|
|
Votka ve iktidarsızlık...
Gazeteciliğe ilk başladığım yıllardı. Milliyet gazetesinin, Abdi İpekçi'nin ölümünün hemen ertesinde, o baba kadroyu tuttuğu yıllardı... Örsan Öymen'lerin, Teoman Erel'lerin, Rafet Genç'lerin, Orhan Duru ve Orhan Tokatlı'lar ile Mümtaz Soysal ve Emin Çölaşan'ların bulunduğu Ankara bürosunda çalışmak, benim gibi tıfıl bir genç gazeteci için 20'li yaşların başında bulunmaz bir nimetti... Bu adamlar gerçekten ağır toplardı... Ankara'nın siyaset kulislerinde müthiş havaları vardı... Söyledikleri dinlenirdi... Boşa konuşmazlardı... Emin hariç, hepsi iyi içki içerdi... Meyhane adabını bilirken, salon adamı olabilmeyi, gazeteciliğin şanından sayarlardı... Genç belleğimde derin izler bırakan, hiçbir zaman unutamayacağım bir dönemdi o dönemin Ankara'sı... Biraz soldu ve bohemdi... Mümtaz Soysal'ın eşi ünlü yazar Sevgi Soysal'ın 'Yenişehir'de Bir Öğle Vakti' isimli kitabının Ankara'sıydı o günlerin Ankara'sı... Hayatı, çok başka yerlerde yaşamış bir kolej çocuğu için müthiş bir çevreydi... Keyif doruktaydı...

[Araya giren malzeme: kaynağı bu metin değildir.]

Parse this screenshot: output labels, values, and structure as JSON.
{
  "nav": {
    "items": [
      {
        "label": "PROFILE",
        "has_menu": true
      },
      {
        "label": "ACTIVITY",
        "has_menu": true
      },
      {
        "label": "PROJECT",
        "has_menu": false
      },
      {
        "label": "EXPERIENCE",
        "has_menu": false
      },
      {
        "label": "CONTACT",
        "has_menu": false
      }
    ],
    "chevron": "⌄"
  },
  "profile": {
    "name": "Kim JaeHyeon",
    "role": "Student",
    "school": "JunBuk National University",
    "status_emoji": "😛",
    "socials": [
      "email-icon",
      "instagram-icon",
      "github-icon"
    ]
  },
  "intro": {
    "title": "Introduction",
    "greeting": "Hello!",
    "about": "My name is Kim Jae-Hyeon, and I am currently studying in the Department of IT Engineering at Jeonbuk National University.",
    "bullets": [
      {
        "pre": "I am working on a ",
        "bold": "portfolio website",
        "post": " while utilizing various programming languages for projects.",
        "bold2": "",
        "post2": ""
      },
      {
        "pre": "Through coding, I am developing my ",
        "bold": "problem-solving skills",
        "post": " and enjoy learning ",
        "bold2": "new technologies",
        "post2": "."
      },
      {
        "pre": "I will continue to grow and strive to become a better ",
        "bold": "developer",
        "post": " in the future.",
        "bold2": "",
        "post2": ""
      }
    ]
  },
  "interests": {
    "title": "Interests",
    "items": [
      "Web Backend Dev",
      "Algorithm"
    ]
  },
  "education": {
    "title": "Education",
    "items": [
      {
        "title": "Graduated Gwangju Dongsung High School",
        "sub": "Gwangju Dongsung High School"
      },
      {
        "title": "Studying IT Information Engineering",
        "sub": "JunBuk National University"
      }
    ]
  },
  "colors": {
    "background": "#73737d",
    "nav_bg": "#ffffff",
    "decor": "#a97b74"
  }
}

* O günlerde dedikodusu çıktı... Gazetenin odalarında hızla yayılmaya başladı. Kendisini müthiş içki erbabı gören gazetecilerin her biri yeni bir yorumla, kulaktan kulağa yayılan iddiayı güçlendiriyordu... İddiaya göre; Ankara votkası mı, Binboğa votkası mı artık hangisi bilmem, iktidarsızlık yapıyordu... İddiayı duyan gazeteciler, erkek geyiklerinde çevrelerinden örnekler veriyordu... Bir-iki ay dolaştı bu söylenti... Sonra unutuldu gitti... Hafta başında Finlandiya Votka'nın davetlisi olarak, 'Gece Yarısı Güneşi'nin 73 gün boyunca hiç batmadığı, Finlandiya'nın en kuzeyindeki Kitila'ya giderken bunları düşünüyordum... 21 Haziran yılın en uzun gecesine Kitila'da girecektik... Daha doğrusu geceye girmeyecek, hiç batmayan 'Gece Yarısı Güneşi'ni yaşayacaktık... Dünyadan tam 30 ülkeden, 300 gazeteci-yazar ve televizyoncu vardı. 10 bin yıl önce buzul tabakasının tamamen altında olan el değmemiş ormanların arasından geçerek, 'Gece Yarısı Güneşi Partisi'nin yapıldığı yeşilliklere vardık... Sivrisinek ilaçlarıyla her tarafımızı neredeyse dezenfekte ettikten sonra ormandan geçebildik... Finlandiya Votka, ülkenin yaz aylarında hiç batmayan 'Gece Yarısı Güneşi'ni kendi sembolü olarak görüyor... Buzullardan gelen o tertemiz suyun kalitesinin votkaya tadını verdiğini söylüyor... Onun için 'Temiz Bir Başlangıç' adı altında bu geceleri düzenliyor her yıl...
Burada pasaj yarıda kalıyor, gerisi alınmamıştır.